Question
How do I use a Windows Logon Agent on an Azure AD-joined machine?
Answer
Prerequisites:
1. A machine that has been Azure Active Directory joined with your user account myusername@federateddomain.com
2. You have configured office 365 federation with Passly
3. You have an account in Passly that is connected to the AAD account yusername@federateddomain.com
4. The user account in Passly has a 2fa token registered (push or OTP – u2f not compatible)
5. The user account in Passly has either a username or an alternate principal name of myusername@federateddomain.com
When signing in to the machine you will need to enter the following:
azuread\myusername@federateddomain.com
AzureAD is the domain windows automatically maps the account to when setting up AAD join on the machine
Prerequisite #5 is critically important. Your Passly account REQUIRES a username or an alternate principal name of myusername@federateddomain.com otherwise the WLA will not be able to map your account for 2fa.

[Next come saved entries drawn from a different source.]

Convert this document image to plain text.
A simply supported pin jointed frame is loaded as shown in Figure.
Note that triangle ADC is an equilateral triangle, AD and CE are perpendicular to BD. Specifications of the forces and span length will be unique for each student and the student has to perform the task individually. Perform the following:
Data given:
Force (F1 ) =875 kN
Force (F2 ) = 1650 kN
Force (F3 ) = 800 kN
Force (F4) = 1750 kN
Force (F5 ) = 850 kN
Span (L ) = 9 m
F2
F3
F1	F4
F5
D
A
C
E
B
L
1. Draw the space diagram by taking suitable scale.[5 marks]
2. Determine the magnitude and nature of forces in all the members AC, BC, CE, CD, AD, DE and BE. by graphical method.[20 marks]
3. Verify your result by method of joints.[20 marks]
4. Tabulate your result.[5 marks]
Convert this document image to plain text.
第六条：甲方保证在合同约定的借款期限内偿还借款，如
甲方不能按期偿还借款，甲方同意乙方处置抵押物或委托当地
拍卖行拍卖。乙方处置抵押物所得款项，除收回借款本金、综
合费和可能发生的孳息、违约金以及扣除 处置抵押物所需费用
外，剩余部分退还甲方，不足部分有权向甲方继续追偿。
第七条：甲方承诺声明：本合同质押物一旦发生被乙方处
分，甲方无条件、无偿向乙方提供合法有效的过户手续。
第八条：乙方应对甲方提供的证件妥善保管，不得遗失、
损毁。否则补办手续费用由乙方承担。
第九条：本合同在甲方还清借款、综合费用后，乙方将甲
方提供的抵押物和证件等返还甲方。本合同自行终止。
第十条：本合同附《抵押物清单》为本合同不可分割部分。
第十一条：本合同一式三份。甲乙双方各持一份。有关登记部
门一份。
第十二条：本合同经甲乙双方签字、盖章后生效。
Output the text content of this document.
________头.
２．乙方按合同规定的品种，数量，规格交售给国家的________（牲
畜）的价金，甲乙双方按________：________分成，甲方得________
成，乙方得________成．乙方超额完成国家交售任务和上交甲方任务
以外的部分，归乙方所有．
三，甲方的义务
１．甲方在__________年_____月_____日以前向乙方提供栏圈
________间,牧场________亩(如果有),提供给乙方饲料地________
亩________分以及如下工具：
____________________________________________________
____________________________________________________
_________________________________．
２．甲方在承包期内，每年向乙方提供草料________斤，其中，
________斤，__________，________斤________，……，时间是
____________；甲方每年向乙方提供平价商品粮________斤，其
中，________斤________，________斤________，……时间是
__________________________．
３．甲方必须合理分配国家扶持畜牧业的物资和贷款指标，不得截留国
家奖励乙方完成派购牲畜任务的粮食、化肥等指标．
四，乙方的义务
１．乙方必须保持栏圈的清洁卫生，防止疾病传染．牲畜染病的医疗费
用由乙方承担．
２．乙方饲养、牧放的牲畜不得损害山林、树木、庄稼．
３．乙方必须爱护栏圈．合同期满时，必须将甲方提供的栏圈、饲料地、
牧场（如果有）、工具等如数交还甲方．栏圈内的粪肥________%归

Since it’s possible to set the office 365 mapping to use an email address, the machine login and Passly login may not match which is when the alternate principal name would be required
Example:
Your Passly username is “myusername”
The machine/WLA requires a full username AzureAD\myusername@federateddomain.com
you add an alternate principal name to the account in Passly “myusername@federateddomain.com”
You log in to the machine using AzureAD\myusername@federateddomain.com with your PASSLY password.
You are prompted for 2fa.
You are signed into the machine
Changing your password
When the user changes their password in Passly, on the next machine login azure AD reaches out to Passly to renegotiate authentication using the organization policy via the WS Trust Protocol with mixed credentials (the machine/AAD forward the username and password to Passly with the configured federation information). After that's successful the OS stores the successful login info used.
Depending on your organization policy (if it requires 2fa) you can experience double push notifications after you changed your password and are signing into your machine for the first time afterward.
If you want to submit an OTP instead of receiving a 2fa push on your first login after changing your password you must enter the password and OTP both into the password field separated by a comma. This is totally unintuitive but is ultimately all we can do since federation is limited to the WS trust protocol in a machine logon scenario (Windows control this behavior and we cannot override it unless we change how the WLA handles password validation).
If your only 2fa device is via U2F you will be unable to log in if your organization requires 2fa after changing your password.
Sample user experience:
- I changed my password in Passly
- I signed into the machine with the new password
- It stayed on the "validating local credentials..." for a while and sent me a push notification since my organization requires 2fa (this is the WS Trust part). Alternatively, I could have entered my new password followed by a comma and the 8-digit OTP in the mobile app: NewP@ssw0rd!,43228522
- After I accepted the 2fa push, it went onto the WLA part and sent me another push notification
- After I accepted the 2fa push I was logged into my machine.
- I signed out then signed in again, but this time it was just one WLA 2fa prompt since the trust had been established with the new password between the machine, AAD, and Passly.